In the late 1990’s and early 2000’s, policy-makers tried to encourage home ownership by forcing government-subsidized Fannie Mae and Freddie Mac to offer mortgages to low-income people, many of whom could not make the payments. Those in charge of Fannie Mae even earned sales commissions based on the number of loans made. although they were lending government money, not their own.

This incentivized extending loans to insolvent borrowers, without the risk aversion that is inherent in private banks leading them to vet the borrowers. From 2005 through 2008, private banks bought “mortgage-backed securities” based on government-subsidized loans, and when some of the borrowers failed to make the payments, this led to the massive bank failures of 2008 and 2009.

A “green investment bank” subsidized by the state of Massachusetts is likely to suffer the same fate as Lehman Brothers and AIG did in 2008.

Back in 2008, the failed banks were bailed out by the Federal Reserve. But would the Fed bail out a “green investment bank” set up and subsidized by a single state?

If Massachusetts is interested in “affordable housing”, houses or apartment buildings become more affordable when well-insulated and equipped with an oil-burning or gas-fired furnace than if they have solar panels or heat pumps.

Reply to  SteveZ56
July 19, 2023 3:12 pm

But would the Fed bail out a “green investment bank” set up and subsidized by a single state?
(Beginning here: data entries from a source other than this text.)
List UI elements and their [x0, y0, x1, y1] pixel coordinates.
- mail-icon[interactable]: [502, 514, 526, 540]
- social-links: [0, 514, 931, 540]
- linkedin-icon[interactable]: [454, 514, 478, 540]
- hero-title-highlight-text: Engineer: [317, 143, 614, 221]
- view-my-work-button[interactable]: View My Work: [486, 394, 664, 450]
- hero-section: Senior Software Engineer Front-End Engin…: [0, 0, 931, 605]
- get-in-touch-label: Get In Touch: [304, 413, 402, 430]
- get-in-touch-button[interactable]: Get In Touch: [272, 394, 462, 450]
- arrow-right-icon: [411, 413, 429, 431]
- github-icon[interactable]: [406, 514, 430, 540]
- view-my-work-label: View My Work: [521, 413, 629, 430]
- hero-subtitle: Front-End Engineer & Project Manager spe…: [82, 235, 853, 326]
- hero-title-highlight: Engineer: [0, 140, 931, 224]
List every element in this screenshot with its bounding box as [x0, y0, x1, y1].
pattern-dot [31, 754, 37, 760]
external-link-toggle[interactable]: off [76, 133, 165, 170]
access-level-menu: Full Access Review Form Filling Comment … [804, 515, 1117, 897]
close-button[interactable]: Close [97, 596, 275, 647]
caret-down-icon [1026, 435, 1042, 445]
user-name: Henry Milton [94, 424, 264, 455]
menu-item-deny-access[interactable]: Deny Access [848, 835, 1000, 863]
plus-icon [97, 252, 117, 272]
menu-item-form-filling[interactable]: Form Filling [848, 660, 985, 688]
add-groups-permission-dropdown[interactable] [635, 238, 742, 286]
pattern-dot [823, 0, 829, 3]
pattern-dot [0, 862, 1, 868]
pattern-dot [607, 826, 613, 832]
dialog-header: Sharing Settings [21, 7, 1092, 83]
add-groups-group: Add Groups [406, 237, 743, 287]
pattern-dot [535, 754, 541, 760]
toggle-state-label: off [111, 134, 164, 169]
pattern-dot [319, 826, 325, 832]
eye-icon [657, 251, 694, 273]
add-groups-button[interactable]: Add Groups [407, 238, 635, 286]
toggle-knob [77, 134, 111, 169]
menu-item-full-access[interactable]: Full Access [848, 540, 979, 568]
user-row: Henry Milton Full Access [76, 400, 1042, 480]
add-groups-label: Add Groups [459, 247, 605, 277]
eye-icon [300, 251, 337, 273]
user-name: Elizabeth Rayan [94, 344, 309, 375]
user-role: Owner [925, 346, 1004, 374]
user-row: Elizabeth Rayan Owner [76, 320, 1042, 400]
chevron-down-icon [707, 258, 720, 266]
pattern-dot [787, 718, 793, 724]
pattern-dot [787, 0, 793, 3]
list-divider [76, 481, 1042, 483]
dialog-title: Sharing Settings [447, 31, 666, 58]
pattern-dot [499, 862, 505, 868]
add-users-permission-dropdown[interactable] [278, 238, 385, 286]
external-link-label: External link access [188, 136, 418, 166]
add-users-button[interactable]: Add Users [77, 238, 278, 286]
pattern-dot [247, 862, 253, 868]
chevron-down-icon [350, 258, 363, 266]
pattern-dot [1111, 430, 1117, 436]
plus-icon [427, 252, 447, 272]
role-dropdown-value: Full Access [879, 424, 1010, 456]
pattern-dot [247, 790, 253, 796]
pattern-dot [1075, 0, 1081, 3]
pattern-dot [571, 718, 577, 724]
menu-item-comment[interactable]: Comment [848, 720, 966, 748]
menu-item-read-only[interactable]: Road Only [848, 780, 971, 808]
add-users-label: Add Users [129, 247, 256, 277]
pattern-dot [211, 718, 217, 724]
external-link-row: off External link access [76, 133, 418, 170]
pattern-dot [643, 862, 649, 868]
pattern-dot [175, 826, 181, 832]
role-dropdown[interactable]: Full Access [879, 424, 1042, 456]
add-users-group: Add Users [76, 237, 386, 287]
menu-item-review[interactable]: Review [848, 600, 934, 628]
Based on the evidence, most likely. After all, it isn’t their money.

July 19, 2023 2:38 pm

Well, if the electricity being produced was so inexpensive that they might as well give it away for free, how could anyone make money on their investments? It isn’t a socialist economy, after all.

Bob
July 19, 2023 3:30 pm

These metrics generally focus on emissions saved, job creation, leverage ratios (i.e. private investment mobilised per unit of GIB public spending), and – for those GIBs that are required to be profitable – rate of return.

This is all you need to know (and – for those GIBs that are required to be profitable – rate of return)

What a crock, so we are expected to support banks but don’t expect them to be profitable? These guys have lost their minds.